食事については、「アレルギー反応の確認までするのがびっくりで、気を遣ってもらっていることが嬉しかった」「美味しくて何度もおかわりました」「料理の品数が豊富」「久し振りに食事らしい食事を堪能した」と、全国から提供された食材を柔軟に活用した枝元なほみ氏の料理への賞賛や、スタッフに対する感謝の文言が並ぶ。同時に、日常的に食生活が貧困である可能性や、「食べられれば十分でしょう」といった扱いを受け続けている可能性も推察される。

 特筆すべきことは、収入、就労状況、そして住まいであろう。月収の中央値は5~10万円の範囲にある。就労状況を見ると、約25%が就労中、約50%が失業中、約25%は就労していないものの失業者でもないという状態のようだが、記述から明確に読み取れない就労形態もある。また、就労中の人々は、おおむね90%が非正規雇用である。

「生活困窮したら生活保護」
という選択が難しい理由

 長年にわたって働いてきて高齢となり、現在は老齢基礎年金を受給しながら路上生活を余儀なくされている60代の男性は、自由記述欄に以下のように記述している。

「年金だけでは生活が苦しいです。
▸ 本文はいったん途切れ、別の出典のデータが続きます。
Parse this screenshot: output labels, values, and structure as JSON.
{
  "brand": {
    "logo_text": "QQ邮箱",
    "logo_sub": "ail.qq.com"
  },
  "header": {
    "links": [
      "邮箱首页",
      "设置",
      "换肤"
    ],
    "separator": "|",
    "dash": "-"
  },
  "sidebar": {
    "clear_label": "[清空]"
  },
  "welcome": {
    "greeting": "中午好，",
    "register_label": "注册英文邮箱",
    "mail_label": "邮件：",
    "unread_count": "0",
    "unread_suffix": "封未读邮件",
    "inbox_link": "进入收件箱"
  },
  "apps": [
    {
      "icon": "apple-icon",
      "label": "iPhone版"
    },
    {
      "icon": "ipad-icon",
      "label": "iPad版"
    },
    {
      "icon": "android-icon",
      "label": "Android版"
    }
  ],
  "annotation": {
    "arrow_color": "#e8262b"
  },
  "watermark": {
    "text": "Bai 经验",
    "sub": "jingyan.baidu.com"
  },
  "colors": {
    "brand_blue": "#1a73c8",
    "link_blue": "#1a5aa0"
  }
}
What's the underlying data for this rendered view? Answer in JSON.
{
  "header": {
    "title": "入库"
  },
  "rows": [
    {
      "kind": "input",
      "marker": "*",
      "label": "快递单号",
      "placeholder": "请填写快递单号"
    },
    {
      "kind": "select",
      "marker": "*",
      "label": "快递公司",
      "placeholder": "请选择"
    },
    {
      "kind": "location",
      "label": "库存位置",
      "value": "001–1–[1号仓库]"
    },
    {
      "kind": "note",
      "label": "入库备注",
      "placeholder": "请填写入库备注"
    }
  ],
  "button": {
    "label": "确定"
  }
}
住居がないので、仕事を探しにくく、生活保護の申請すらできません。住居をなんとかできたら嬉しく存じます」

 路上生活を理由として生活保護の申請をさせない取り扱いは違法なのだが、男性が暮らしている自治体では、違法な扱いが常態化してしまっている。

 それでも健康なら、毎日、命を繋ぎ続けられるかもしれない。問題は病気に罹った場合だ。就労していても年金生活でも、住居が路上やネットカフェで生活保護以下の低収入となると、自分の健康保険証で医療を受けることは難しい。保険証があっても、自費負担分を支払うことは困難であろう。